Les sénégalais ne regrettent pas l’Alternance
A défaut d’avoir des sondages d’opinion fiables, une tendance assez solide s’impose : les sénégalais jugent très positivement l’Alternance de mars 2000 en tant qu’évènement politique majeur ; en tant que manifestation souveraine du peuple qui a mis à terre un système UPS/PS à bout de souffle qui avait fini par se scléroser. Malheureusement pour Tanor, il apparaît, à tort, comme le seul héritier, donc l’unique responsable d’un système dont les « barons » sont soit hors-course, soit complètement recyclés par le pouvoir en place. Les socialistes nous ont légués un Etat de droit dans le sens où l’entendait Raymond Aron, c’est-à-dire « apaisé à l’intérieur et respecté à l’extérieur ». Mais dans le même temps leur gestion s’est soldée par une indigence infrastructurelle très perceptible et difficilement acceptable. De la sorte, il n’est pas surprenant d’entendre le citoyen lambda dire que le « Vieux a travaillé » ; qu’il a construit des routes, des ponts, des écoles, des universités et un nouvel aéroport. Même s’ils sont de plus en plus nombreux à s’offusquer du versant assombri de ces réalisations : la gabegie institutionnalisée, les scandales financiers à répétition, l’enrichissement rapide et sans cause de chômeurs invétérés ou mieux, de garçons de course sans foi ni loi. Bref, s’il y a beaucoup à redire sur la mise en œuvre de cette victoire historique du peuple, les sénégalais ne regrettent pas l’Alternance comme marqueur important de leur trajectoire historique. Or, la candidature de Tanor, pour légitime qu’elle soit, serait en butte contre cet état de fait. Elle donnerait l’impression d’un retour à l’ordre ancien que les sénégalais n’ont pas forcément envie de vivre. De plus, le camp d’en-face a déjà éprouvé sa redoutable machine de propagande qui consiste à opposer, du point de vue des infrastructures, la décennie de l’Alternance aux quarante années de règne socialiste. La méthode est certes perfide. Elle ne prend pas en compte tous les torts que les Libéraux ont causés à ce pays. Mais elle reste efficace dans un pays où la majorité, à l’image de Saint Thomas, « ne croit que ce qu’il voit ».
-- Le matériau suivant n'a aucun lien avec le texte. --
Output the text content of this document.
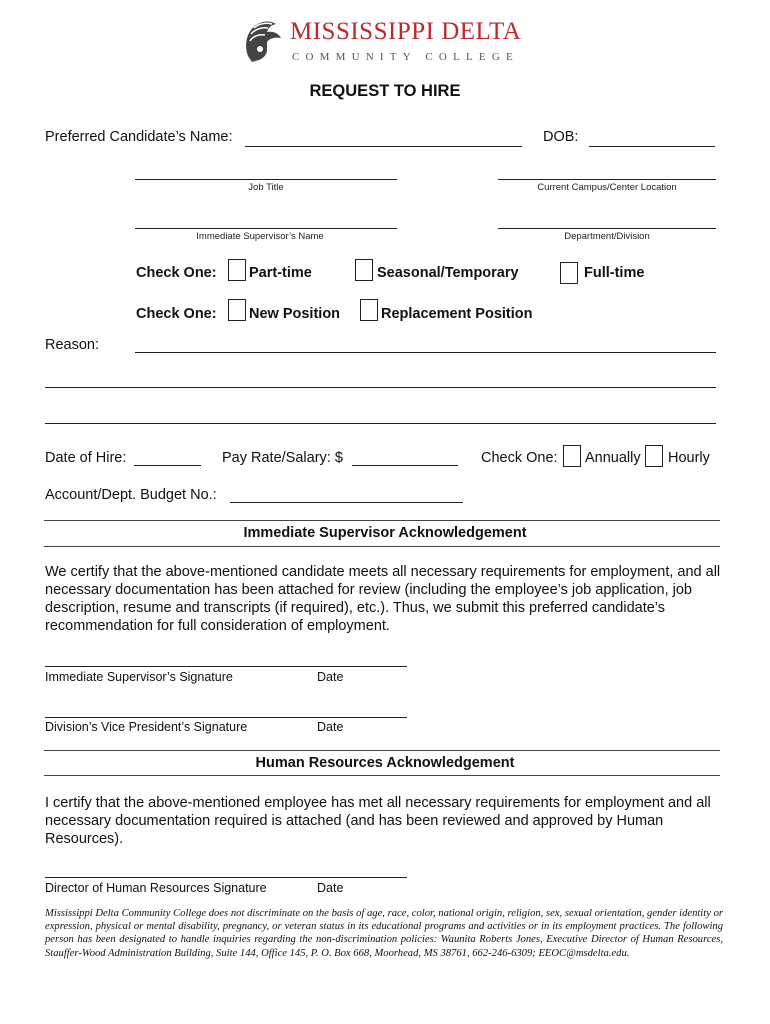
MISSISSIPPI DELTA
COMMUNITY COLLEGE
REQUEST TO HIRE
Preferred Candidate’s Name:	DOB:
Job Title	Current Campus/Center Location
Immediate Supervisor’s Name	Department/Division
Check One: Part-time	Seasonal/Temporary	Full-time
Check One: New Position	Replacement Position
Reason:
Date of Hire:	Pay Rate/Salary: $	Check One: Annually Hourly
Account/Dept. Budget No.:
Immediate Supervisor Acknowledgement
We certify that the above-mentioned candidate meets all necessary requirements for employment, and all necessary documentation has been attached for review (including the employee’s job application, job description, resume and transcripts (if required), etc.). Thus, we submit this preferred candidate’s recommendation for full consideration of employment.
Immediate Supervisor’s Signature	Date
Division’s Vice President’s Signature	Date
Human Resources Acknowledgement
I certify that the above-mentioned employee has met all necessary requirements for employment and all necessary documentation required is attached (and has been reviewed and approved by Human Resources).
Director of Human Resources Signature	Date
Mississippi Delta Community College does not discriminate on the basis of age, race, color, national origin, religion, sex, sexual orientation, gender identity or expression, physical or mental disability, pregnancy, or veteran status in its educational programs and activities or in its employment practices. The following person has been designated to handle inquiries regarding the non-discrimination policies: Waunita Roberts Jones, Executive Director of Human Resources, Stauffer-Wood Administration Building, Suite 144, Office 145, P. O. Box 668, Moorhead, MS 38761, 662-246-6309; EEOC@msdelta.edu.
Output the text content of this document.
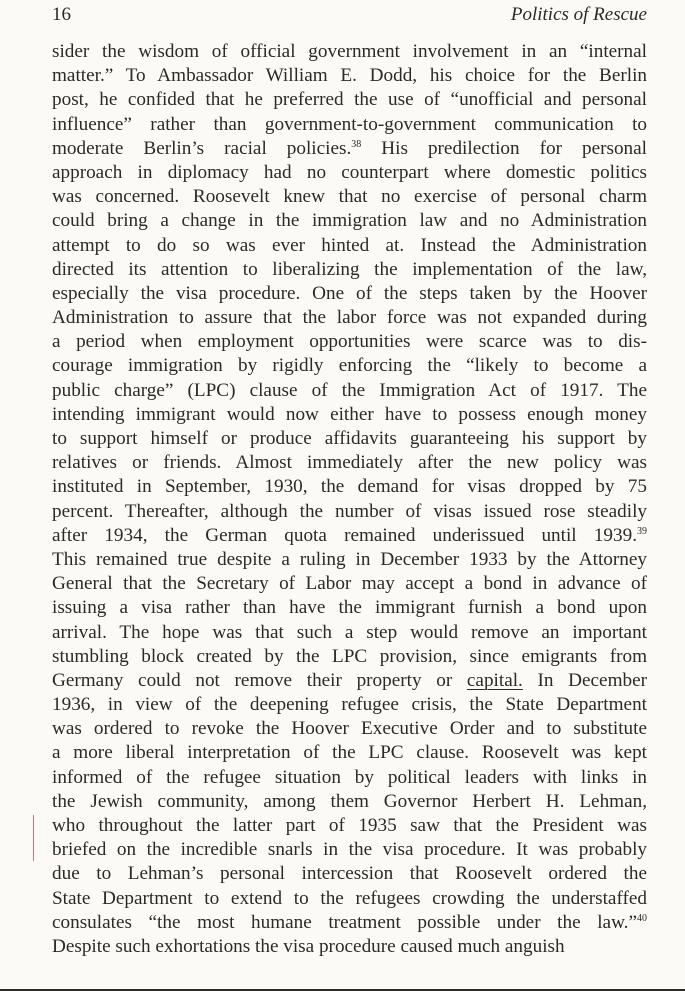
16	Politics of Rescue
sider the wisdom of official government involvement in an “internal
matter.” To Ambassador William E. Dodd, his choice for the Berlin
post, he confided that he preferred the use of “unofficial and personal
influence” rather than government-to-government communication to
moderate Berlin’s racial policies.$^{38}$ His predilection for personal
approach in diplomacy had no counterpart where domestic politics
was concerned. Roosevelt knew that no exercise of personal charm
could bring a change in the immigration law and no Administration
attempt to do so was ever hinted at. Instead the Administration
directed its attention to liberalizing the implementation of the law,
especially the visa procedure. One of the steps taken by the Hoover
Administration to assure that the labor force was not expanded during
a period when employment opportunities were scarce was to dis-
courage immigration by rigidly enforcing the “likely to become a
public charge” (LPC) clause of the Immigration Act of 1917. The
intending immigrant would now either have to possess enough money
to support himself or produce affidavits guaranteeing his support by
relatives or friends. Almost immediately after the new policy was
instituted in September, 1930, the demand for visas dropped by 75
percent. Thereafter, although the number of visas issued rose steadily
after 1934, the German quota remained underissued until 1939.39
This remained true despite a ruling in December 1933 by the Attorney
General that the Secretary of Labor may accept a bond in advance of
issuing a visa rather than have the immigrant furnish a bond upon
arrival. The hope was that such a step would remove an important
stumbling block created by the LPC provision, since emigrants from
Germany could not remove their property or capital. In December
1936, in view of the deepening refugee crisis, the State Department
was ordered to revoke the Hoover Executive Order and to substitute
a more liberal interpretation of the LPC clause. Roosevelt was kept
informed of the refugee situation by political leaders with links in
the Jewish community, among them Governor Herbert H. Lehman,
who throughout the latter part of 1935 saw that the President was
briefed on the incredible snarls in the visa procedure. It was probably
due to Lehman’s personal intercession that Roosevelt ordered the
State Department to extend to the refugees crowding the understaffed
consulates “the most humane treatment possible under the law.”$^{40}$
Despite such exhortations the visa procedure caused much anguish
Dans ces conditions précises, la meilleure arme serait de « vendre » à nos concitoyens la réappropriation de l’Alternance par ceux qui en furent les véritables inspirateurs. En jargon marxiste-léniniste, l’on parlerait de « rectification » de ce qui pourrait être une révolution. Pour nous, l’Alternance en était une. Mais elle a été confisquée par un clan, aux fins d’enrichissement sans cause et de satisfaction d’un besoin irrépressible de gloire personnelle, d’entrer dans l’Histoire, quel qu’en soit le prix. Cette Alternance réclame justice. Et Moustapha Niasse nous semble le mieux disposé à sa réhabilitation.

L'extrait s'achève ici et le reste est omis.